Many NCP cases tackle multiple issues and thus can contribute to several aspects of the SDGs. For example in a complaint by several NGOs against the Cameroon palm oil giant Socapalm and its owners (France’s Bolloré) the French NCP brokered an agreement in which Socapalm agreed to improve workers’ conditions in Socapalm and its suppliers, improve stakeholders engagement with local communities, and reduce environmental damage.
Although non-binding, this soft law mechanism can have hard consequences. If mediation in the context of an NCP procedure fails an NCP may issue a statement with recommendations, sometimes including a statement on whether a company did or not act in adherence with the recommendations of OECD Guidelines. While such determinations may cause significant reputational damage to a company they can also protect a company’s reputation in instances when conduct is found to be consistent with the recommendations of the OECD Guidelines. Furthermore in some contexts governments consider NCP statements with regard to economic decisions, e.g. in the context of public procurement decisions or in providing support to international operations.

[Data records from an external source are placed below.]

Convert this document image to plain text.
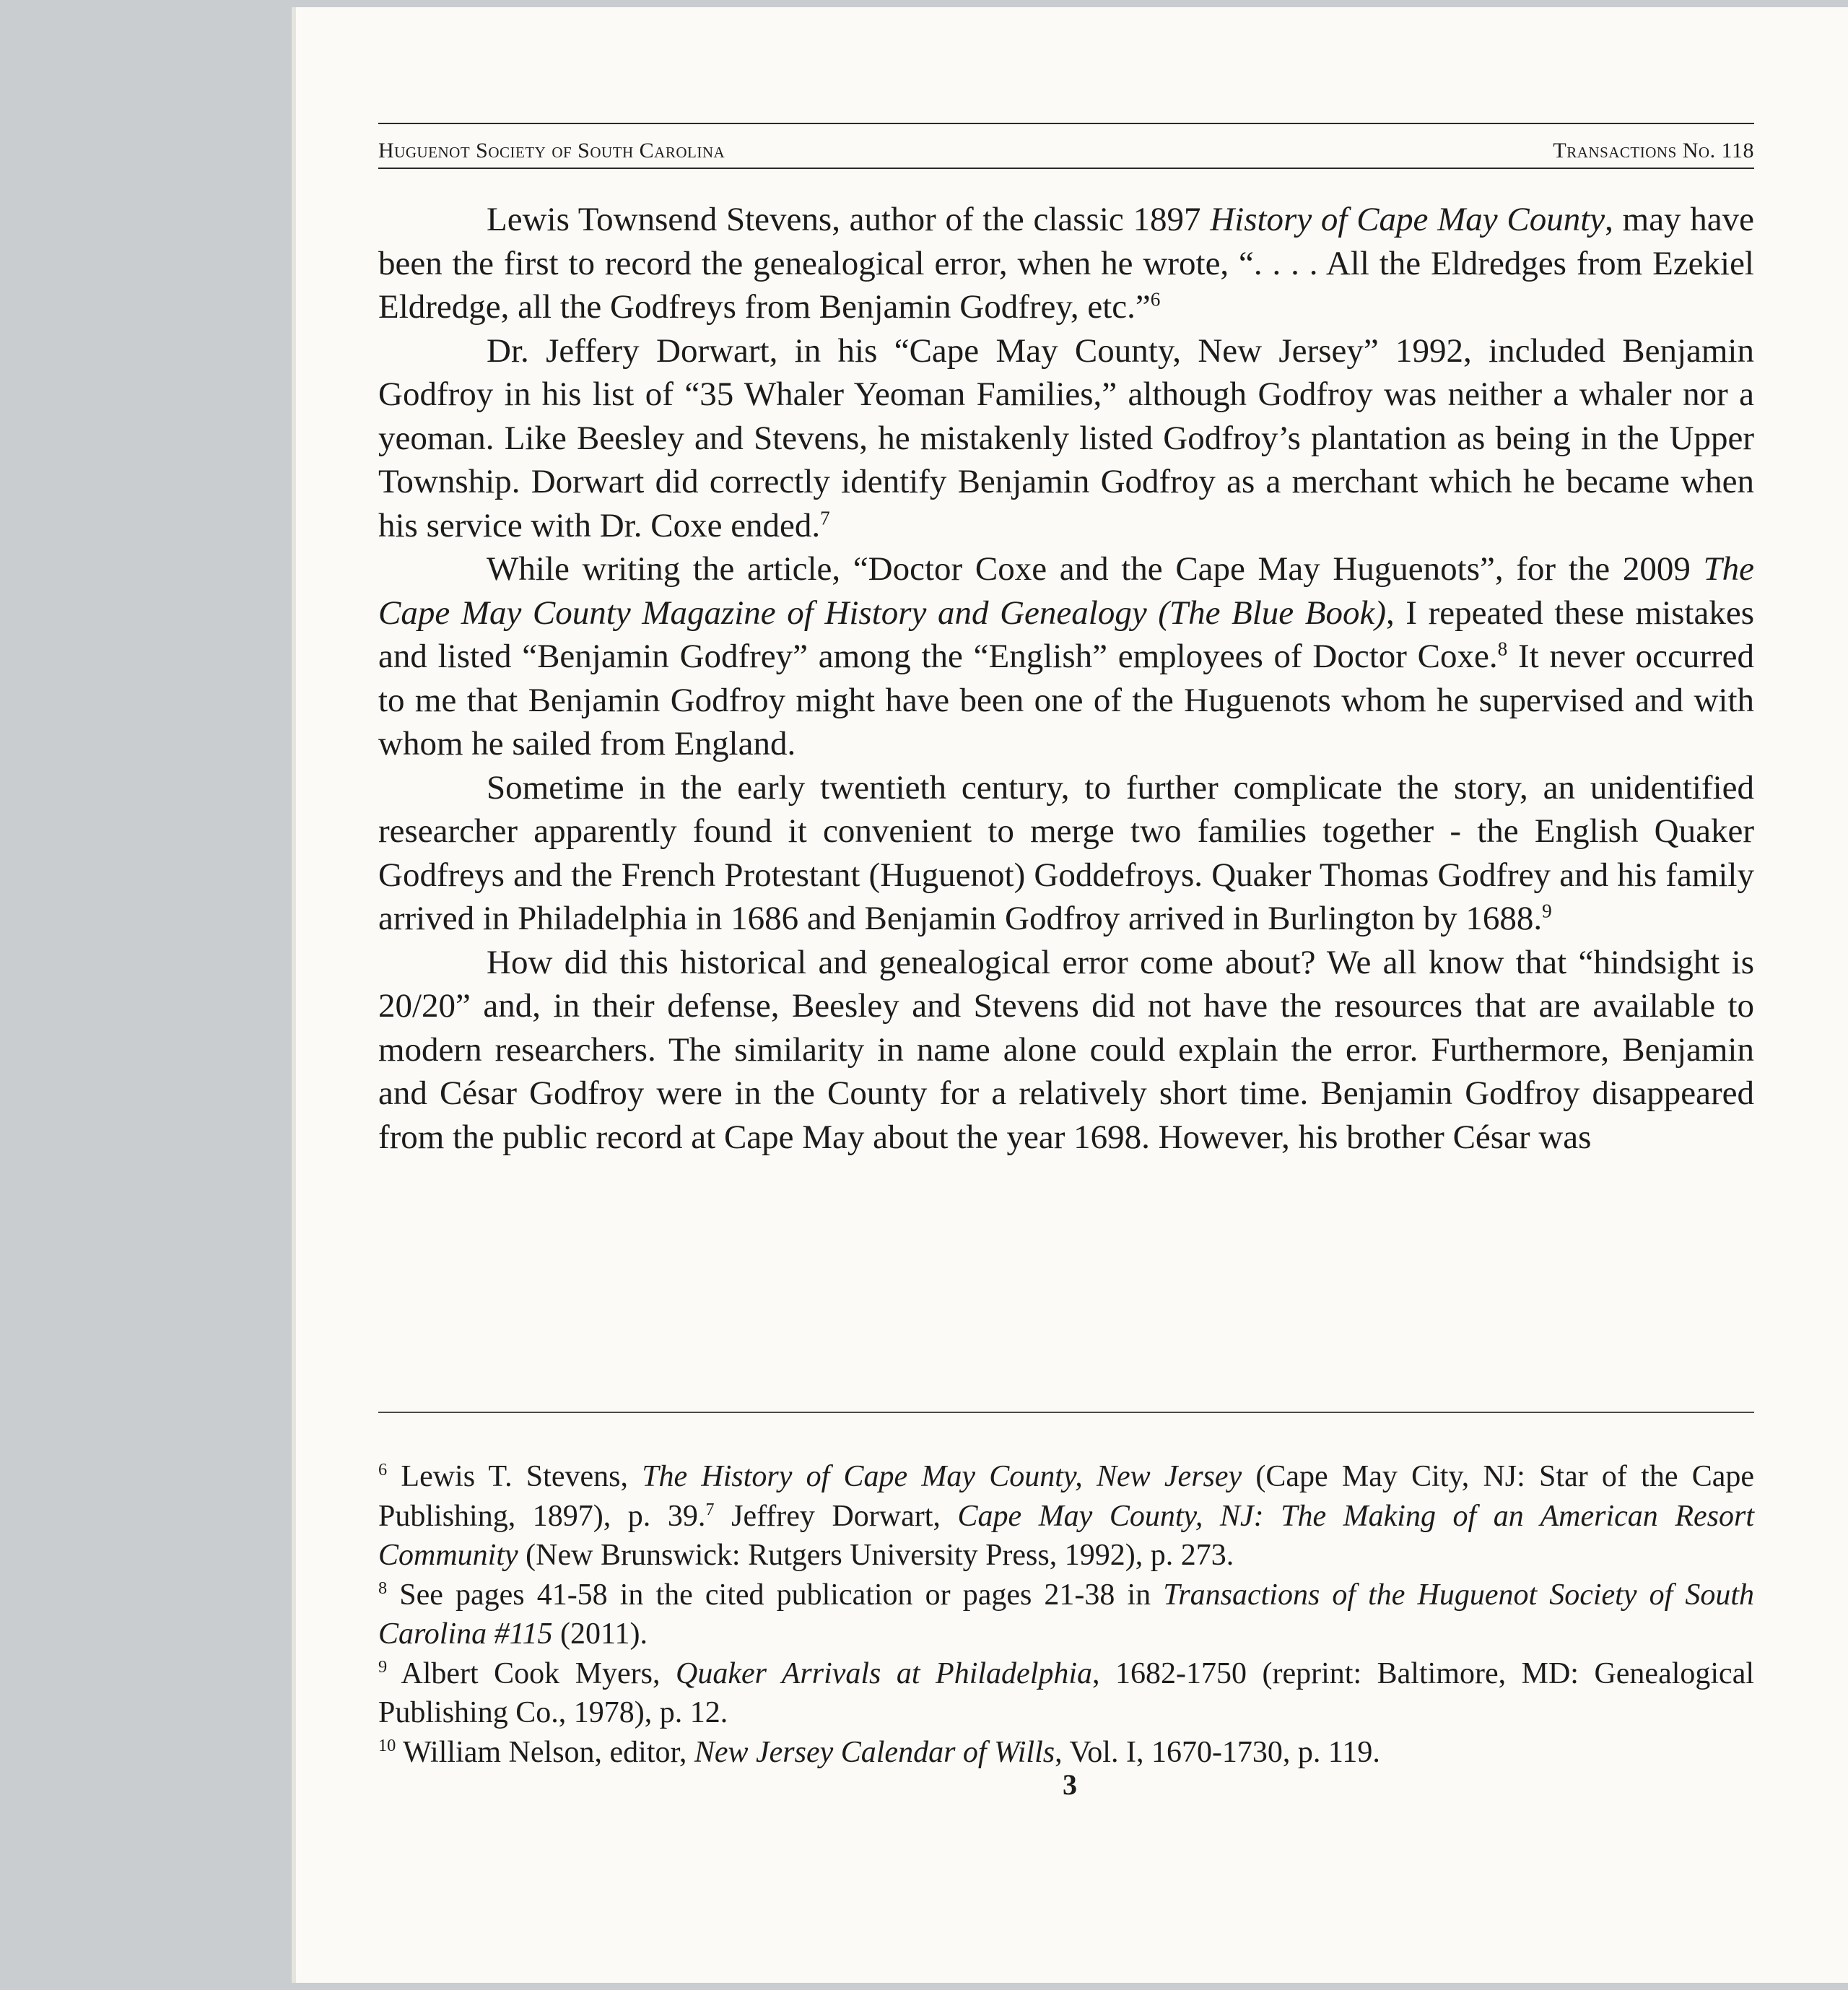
Huguenot Society of South Carolina	Transactions No. 118

Lewis Townsend Stevens, author of the classic 1897 History of Cape May County, may have been the first to record the genealogical error, when he wrote, “. . . . All the Eldredges from Ezekiel Eldredge, all the Godfreys from Benjamin Godfrey, etc.”$^6$

Dr. Jeffery Dorwart, in his “Cape May County, New Jersey” 1992, included Benjamin Godfroy in his list of “35 Whaler Yeoman Families,” although Godfroy was neither a whaler nor a yeoman. Like Beesley and Stevens, he mistakenly listed Godfroy’s plantation as being in the Upper Township. Dorwart did correctly identify Benjamin Godfroy as a merchant which he became when his service with Dr. Coxe ended.$^7$

While writing the article, “Doctor Coxe and the Cape May Huguenots”, for the 2009 The Cape May County Magazine of History and Genealogy (The Blue Book), I repeated these mistakes and listed “Benjamin Godfrey” among the “English” employees of Doctor Coxe.$^8$ It never occurred to me that Benjamin Godfroy might have been one of the Huguenots whom he supervised and with whom he sailed from England.

Sometime in the early twentieth century, to further complicate the story, an unidentified researcher apparently found it convenient to merge two families together - the English Quaker Godfreys and the French Protestant (Huguenot) Goddefroys. Quaker Thomas Godfrey and his family arrived in Philadelphia in 1686 and Benjamin Godfroy arrived in Burlington by 1688.$^9$

How did this historical and genealogical error come about? We all know that “hindsight is 20/20” and, in their defense, Beesley and Stevens did not have the resources that are available to modern researchers. The similarity in name alone could explain the error. Furthermore, Benjamin and César Godfroy were in the County for a relatively short time. Benjamin Godfroy disappeared from the public record at Cape May about the year 1698. However, his brother César was

$^6$ Lewis T. Stevens, The History of Cape May County, New Jersey (Cape May City, NJ: Star of the Cape Publishing, 1897), p. 39.$^7$ Jeffrey Dorwart, Cape May County, NJ: The Making of an American Resort Community (New Brunswick: Rutgers University Press, 1992), p. 273.

$^8$ See pages 41-58 in the cited publication or pages 21-38 in Transactions of the Huguenot Society of South Carolina #115 (2011).

$^9$ Albert Cook Myers, Quaker Arrivals at Philadelphia, 1682-1750 (reprint: Baltimore, MD: Genealogical Publishing Co., 1978), p. 12.

$^{10}$ William Nelson, editor, New Jersey Calendar of Wills, Vol. I, 1670-1730, p. 119.

3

For example, export credit agencies of OECD member countries must take into account the final statements of NCPs when they make decisions on export credit guarantees. Additionally, some countries have taken NCP decisions and processes into account with regard to their commercial diplomacy.
Beyond government related commercial consequences, increasingly financial institutions are conducting human rights due diligence. This process is being conducted to avoid ethical and commercial risks associated with being linked to such operations. Likewise institutional investors have increasingly started to apply pressure in situations where human rights issues are identified and in some cases have been known to pull their investment where adverse impacts are not adequately addressed. For example in 2010, investors withdrew from mining company Vedanta following an upheld NCP complaint. All this can increase the cost of capital.
The private sector has an important role to play in realizing the SDGs and in this respect, the OECD Guidelines provide a strong existing framework for corporate accountability supporting the aims of the SDGs. Specifically, where the SDG address behaviour of enterprises the NCP mechanism of the Guidelines will continue to function as a strong tool for encouraging responsible behaviour. Governments should take a whole of government approach to this tool and strengthen the NCP system with the SDG’s in mind. For countries with an existing NCP this means strengthening the mechanism and providing it with adequate resources to fulfill its tasks. Finally, multinationals should play their role by behaving responsibly within their direct operations as well as throughout their supply chains.